Last year, Church Army’s Research Unit released its findings, Playfully Serious; a detailed two-year survey of the deeper effects of Messy Churches in the Church of England. Not all leaders we spoke to saw their Messy Church as church in its own right.

Of the 174 Messy Churches interviewed in the survey, 86 (slightly less than half) viewed themselves as outreach initiatives. The main goal was to get more people to become part of the ‘main’ Sunday morning congregation.

But 88 out of the 174 (slightly more than half) saw themselves as church congregations in their own right, designed to reach new people – in other words, fresh expressions of Church.

Some critics, however, aren’t convinced by the ‘fresh expressions’ Messy Churches. In his book, Testing Fresh Expressions, John Walker writes that Messy Church is “community service provision rather than church” and that “it will function, in practice, ‘as a halfway house to Sundays’”.

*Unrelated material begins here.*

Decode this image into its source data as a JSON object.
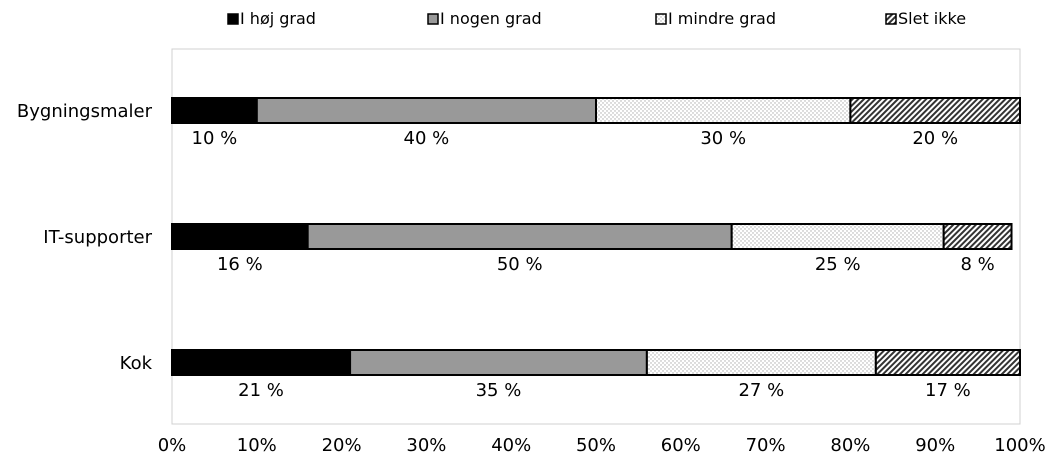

Alison Milbank, speaking on the Sunday programme on BBC Radio 4, echoed this by saying Messy Churches are “incredible as a traditional Sunday School happening in the week … but as your only thing of church in your life, they’re not an equivalent of the parish.”

Others have referred to Messy Church as ‘church lite’. Clare Watkins and Bridget Shepherd, in The Challenge of ‘Fresh Expressions’ to Ecclesiology, talk of Messy Church being the ‘shallow end’ of church where beginners can explore, play and build confidence, while keeping their feet safely on the bottom. The implication is that eventually they should wade deeper into ‘real’ church.

While Messy Church’s critics do have valid points which need to be listened to, in general their statements can come across as ecclesial snobbery, with parish seen as the only ‘proper’ way of being church.

What do we say to all the previously non-churched families who are deepening in their faith and see Messy Church as their own worshipping church community? Do we tell them that at some point they need to move on to the ‘proper’ church down the road?

What do we say to the 50% of the ‘fresh expressions’ Messy Churches in our survey that are celebrating the sacraments: baptism and communion, as well as confirmations?

And who is to say that shorter child-friendly talks and songs can’t be just as deep and profound, if not more so, than hymns, choruses and sermons in a Sunday morning service… along with hands-on craft activities that help people explore their spirituality?

In a blog on the Messy Church website, Martyn Payne emphasises: “In Messy Church, there are people coming together to look up towards God, outward to the world and inward to the fellowship, while desiring to stay connected to the big story of the Christian family down the ages and across the world.”

Lucy Moore, the founder of Messy Church, writes in a similar blog: “If [Messy Church is] done as a mere outreach event, that’s all it may be, but if the team believe it’s church and treat it as church, there will be all the opportunities for encounter with God, fellowship, worship and learning that are part of the better models of inherited church too. The higher our expectations, the more space there is for God to work.”

Be honest: how often do we turn up to our Sunday morning services with ‘higher expectations’ for ‘God to work’?

So, can Messy Church be ‘proper’ church? The answer, of course, is yes.